Private Thomas John Scott

 

Thomas John Scott was born on 18 September 1888 at Drain, Dungannon, County Tyrone, the first of nine children of farmer John Scott and his wife Adelia (née Abernethy). By the time of the 1911 Census he was living at Drain with his parents and four siblings and working on the family farm.

Scott enlisted in the North Irish Horse at Dungannon on 24 February 1914 (No.910).

Mobilised on the outbreak of war, on 15 September 1914 he returned home to marry Helen Hall Newell at the Church of Ireland Church in Clonoe.

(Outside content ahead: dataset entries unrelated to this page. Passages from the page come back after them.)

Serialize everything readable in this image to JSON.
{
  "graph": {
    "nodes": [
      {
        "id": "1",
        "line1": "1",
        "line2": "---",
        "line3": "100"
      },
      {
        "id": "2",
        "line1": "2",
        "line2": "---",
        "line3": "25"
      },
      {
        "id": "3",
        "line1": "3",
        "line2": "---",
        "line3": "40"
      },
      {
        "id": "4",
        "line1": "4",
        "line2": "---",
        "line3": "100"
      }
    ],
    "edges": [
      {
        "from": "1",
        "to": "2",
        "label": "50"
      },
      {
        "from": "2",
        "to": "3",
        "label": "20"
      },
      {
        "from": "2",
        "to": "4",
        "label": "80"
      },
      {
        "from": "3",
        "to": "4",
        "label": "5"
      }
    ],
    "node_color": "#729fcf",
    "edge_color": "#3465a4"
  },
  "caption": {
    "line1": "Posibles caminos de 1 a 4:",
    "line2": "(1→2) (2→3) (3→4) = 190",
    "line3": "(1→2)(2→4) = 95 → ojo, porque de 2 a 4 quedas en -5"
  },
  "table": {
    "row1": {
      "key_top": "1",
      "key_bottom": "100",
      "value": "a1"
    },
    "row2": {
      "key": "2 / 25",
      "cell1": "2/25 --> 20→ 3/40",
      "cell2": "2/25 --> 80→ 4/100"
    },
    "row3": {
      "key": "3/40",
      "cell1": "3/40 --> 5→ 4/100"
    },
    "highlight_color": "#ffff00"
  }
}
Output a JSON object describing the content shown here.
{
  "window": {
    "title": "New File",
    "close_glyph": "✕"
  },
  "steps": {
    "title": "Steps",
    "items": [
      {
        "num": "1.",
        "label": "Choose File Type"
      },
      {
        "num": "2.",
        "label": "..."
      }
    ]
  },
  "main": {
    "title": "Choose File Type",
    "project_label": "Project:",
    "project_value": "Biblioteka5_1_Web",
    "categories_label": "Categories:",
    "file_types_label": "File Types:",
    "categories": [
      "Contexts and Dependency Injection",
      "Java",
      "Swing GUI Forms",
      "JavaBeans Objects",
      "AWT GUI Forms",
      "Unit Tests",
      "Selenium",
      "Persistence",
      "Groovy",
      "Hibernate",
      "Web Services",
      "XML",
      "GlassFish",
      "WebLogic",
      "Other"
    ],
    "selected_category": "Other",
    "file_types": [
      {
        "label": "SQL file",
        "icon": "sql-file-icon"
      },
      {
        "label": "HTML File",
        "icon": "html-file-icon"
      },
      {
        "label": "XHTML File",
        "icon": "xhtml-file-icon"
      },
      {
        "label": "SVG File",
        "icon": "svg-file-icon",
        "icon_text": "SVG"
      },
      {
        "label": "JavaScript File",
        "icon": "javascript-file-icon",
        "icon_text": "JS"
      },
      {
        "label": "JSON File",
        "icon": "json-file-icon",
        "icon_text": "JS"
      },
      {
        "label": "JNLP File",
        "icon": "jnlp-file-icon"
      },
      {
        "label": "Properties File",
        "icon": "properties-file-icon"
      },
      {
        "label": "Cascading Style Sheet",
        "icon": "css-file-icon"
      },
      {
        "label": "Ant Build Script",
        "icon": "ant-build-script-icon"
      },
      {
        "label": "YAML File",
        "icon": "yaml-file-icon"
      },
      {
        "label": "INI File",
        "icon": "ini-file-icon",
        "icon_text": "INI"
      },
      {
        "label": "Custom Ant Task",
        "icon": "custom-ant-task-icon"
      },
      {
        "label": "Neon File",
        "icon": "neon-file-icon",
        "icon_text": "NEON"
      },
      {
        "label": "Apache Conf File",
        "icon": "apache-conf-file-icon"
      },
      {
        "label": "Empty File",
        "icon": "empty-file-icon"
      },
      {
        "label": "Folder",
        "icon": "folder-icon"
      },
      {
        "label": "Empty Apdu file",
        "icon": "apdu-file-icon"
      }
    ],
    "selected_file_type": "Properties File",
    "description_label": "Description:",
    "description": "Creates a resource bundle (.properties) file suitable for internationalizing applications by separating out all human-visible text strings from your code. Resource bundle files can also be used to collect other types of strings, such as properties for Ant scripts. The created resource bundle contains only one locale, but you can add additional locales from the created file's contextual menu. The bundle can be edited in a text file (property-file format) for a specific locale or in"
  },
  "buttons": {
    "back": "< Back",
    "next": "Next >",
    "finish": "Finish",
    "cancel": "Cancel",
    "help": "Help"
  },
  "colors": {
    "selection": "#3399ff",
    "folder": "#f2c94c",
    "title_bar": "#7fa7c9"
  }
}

Soon after this he fell ill. A medical board at Belfast on 30 September found he was suffering from inflammation of the sciatic nerve:

He states that he first contracted his complaint four years ago at Dungannon as a result of a wetting. He recovered but not completely and in June 1914 whilst in camp at Newcastle, he got another wetting which greatly aggravated the disease. He complains that from above the left hip to below the knee he has constant sharp pains and that in wet weather these are worse. He says that the left lower limb is quite stiff every morning so that he can hardly put it to the ground. I do not think military service had any part in originating his disease but, it may have been renewed by the wetting at Newcastle.

On 10 October 1914 Scott was discharged as permanently unfit for further military service (paragraph 154, Special Reserve Regulations). His military conduct was recorded as 'very good'.

After his discharge Scott returned to farming at Lisaclare, Clonoe. His wife Helen died on 26 July 1919 and fourteen months later he married Rachel McKeown at Newmills Presbyterian Church, County Tyrone.

In the late 1920s the family emigrated to Australia, where they farmed at Parkes, New South Wales. Scott died there on 14 November 1953.